Both Sonia Orwell and Warburg wanted to publish Such, Such Were the Joys immediately after Orwell's death, but Orwell's literary executor Sir Richard Rees violently disagreed. He considered the work "grossly exaggerated, badly written, and likely to harm Orwell's reputation" and when Sonia insisted, he told her, "You’re completely nutty about St Cyprian's". Thereafter, Rees had no further involvement in publishing decisions. In 1952, within two years of Orwell's death, a version was published in the United States in the Partisan Review. In this version the school was referred to as "Crossgates" and the names of the headmaster and his wife altered to Mr and Mrs Simpson ("Sim" and his wife "Bingo"). Following Mrs Wilkes' death in 1967, "Such, Such Were the Joys" was published in the UK, but with only the name of the school and the proprietors in original form – the real names of his fellow pupils were still disguised. In the Completed Works edition (2000), the original text including all names has been restored.

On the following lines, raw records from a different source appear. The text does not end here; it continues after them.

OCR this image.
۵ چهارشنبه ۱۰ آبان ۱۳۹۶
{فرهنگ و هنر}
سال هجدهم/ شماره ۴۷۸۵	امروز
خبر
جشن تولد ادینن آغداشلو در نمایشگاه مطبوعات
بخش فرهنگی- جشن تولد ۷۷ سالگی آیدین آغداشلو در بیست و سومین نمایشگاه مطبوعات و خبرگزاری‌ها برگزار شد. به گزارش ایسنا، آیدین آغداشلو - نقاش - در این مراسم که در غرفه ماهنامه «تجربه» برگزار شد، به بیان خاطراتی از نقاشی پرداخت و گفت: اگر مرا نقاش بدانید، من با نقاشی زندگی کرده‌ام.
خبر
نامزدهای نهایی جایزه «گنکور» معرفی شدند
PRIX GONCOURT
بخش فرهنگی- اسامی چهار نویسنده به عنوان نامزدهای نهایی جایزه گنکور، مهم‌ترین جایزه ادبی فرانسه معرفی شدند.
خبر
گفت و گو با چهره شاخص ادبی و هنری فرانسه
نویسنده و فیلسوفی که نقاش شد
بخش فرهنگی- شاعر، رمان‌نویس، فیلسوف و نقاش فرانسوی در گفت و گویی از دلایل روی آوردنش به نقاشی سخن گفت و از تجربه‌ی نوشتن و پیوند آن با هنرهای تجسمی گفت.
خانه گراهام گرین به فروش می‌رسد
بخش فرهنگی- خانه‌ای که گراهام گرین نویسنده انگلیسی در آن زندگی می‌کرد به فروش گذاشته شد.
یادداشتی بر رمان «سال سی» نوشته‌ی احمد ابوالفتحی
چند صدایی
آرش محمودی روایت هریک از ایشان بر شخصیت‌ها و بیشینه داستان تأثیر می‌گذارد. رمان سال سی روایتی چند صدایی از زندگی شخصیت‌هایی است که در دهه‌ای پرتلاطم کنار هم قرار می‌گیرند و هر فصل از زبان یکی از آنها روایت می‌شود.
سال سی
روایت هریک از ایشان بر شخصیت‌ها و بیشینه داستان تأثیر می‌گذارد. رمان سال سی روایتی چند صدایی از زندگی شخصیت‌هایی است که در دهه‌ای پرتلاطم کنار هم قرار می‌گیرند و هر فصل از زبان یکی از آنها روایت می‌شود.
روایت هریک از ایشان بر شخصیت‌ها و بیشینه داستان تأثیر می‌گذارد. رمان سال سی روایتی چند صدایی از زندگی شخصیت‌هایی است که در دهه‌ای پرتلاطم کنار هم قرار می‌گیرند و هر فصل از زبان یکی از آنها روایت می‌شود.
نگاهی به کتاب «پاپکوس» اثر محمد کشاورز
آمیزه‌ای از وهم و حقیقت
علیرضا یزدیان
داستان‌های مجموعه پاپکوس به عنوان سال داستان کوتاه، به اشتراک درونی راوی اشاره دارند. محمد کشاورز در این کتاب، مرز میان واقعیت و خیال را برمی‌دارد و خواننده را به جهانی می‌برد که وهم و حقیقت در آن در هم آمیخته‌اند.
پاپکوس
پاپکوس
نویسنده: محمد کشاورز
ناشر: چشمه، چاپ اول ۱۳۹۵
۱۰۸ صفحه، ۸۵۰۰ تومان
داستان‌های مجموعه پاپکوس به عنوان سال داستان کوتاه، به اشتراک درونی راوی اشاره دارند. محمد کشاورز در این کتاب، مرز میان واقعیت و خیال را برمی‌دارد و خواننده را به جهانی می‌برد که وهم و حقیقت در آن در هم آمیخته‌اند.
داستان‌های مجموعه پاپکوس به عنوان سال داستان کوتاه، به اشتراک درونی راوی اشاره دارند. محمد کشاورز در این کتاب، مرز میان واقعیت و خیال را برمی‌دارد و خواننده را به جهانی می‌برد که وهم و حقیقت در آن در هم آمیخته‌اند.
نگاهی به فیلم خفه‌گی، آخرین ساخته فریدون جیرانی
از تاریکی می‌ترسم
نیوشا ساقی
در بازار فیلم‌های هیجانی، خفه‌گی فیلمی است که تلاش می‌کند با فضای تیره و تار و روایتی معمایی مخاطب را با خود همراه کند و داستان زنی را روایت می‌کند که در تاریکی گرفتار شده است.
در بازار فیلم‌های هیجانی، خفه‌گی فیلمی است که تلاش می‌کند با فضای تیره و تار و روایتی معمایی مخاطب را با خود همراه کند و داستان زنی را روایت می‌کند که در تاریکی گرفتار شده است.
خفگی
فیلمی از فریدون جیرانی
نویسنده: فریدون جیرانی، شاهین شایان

== Reaction from contemporaries ==
Of his contemporaries, Cecil Beaton wrote of the piece "It is hilariously funny, but it is exaggerated". Connolly, on reviewing Stansky & Abraham's interpretation, wrote "I was at first enchanted as by anything which recalls one's youth but when I went to verify some references from my old reports and letters I was nearly sick... In the case of St Cyprian's and the Wilkes whom I had so blithely mocked I feel an emotional disturbance... The Wilkeses were true friends and I had caricatured their mannerisms (developed as a kind of ritual square-bashing for dealing with generations of boys) and read mercenary motives into much that was just enthusiasm." Walter Christie and Henry Longhurst went further and wrote their own sympathetic accounts of the school in response to Orwell's and voiced their appreciation for the formidable Mrs Wilkes. Robert Pearce, researching the papers of another former pupil, made a comprehensive study from the perspective of the school, investigating school records and other pupils' accounts. While some features were universal features of prep school life, he concluded that Orwell's depiction bore little relation to reality and that Orwell's defamatory allegations were unsupportable. Davison writes "If one is looking for a factual account for life at St Cyprian's, this is not the place to seek it."

On Orwell's claimed state of misery, Jacintha Buddicom, who knew him well at the time, also raised a strong challenge. She wrote "I can guarantee that the 'I' of "Such, Such were the Joys" is quite unrecognisable as Eric as we knew him then", and "He was a philosophical boy, with varied interests and a sense of humour—which he was inclined to indulge when referring to St Cyprian's in the holidays."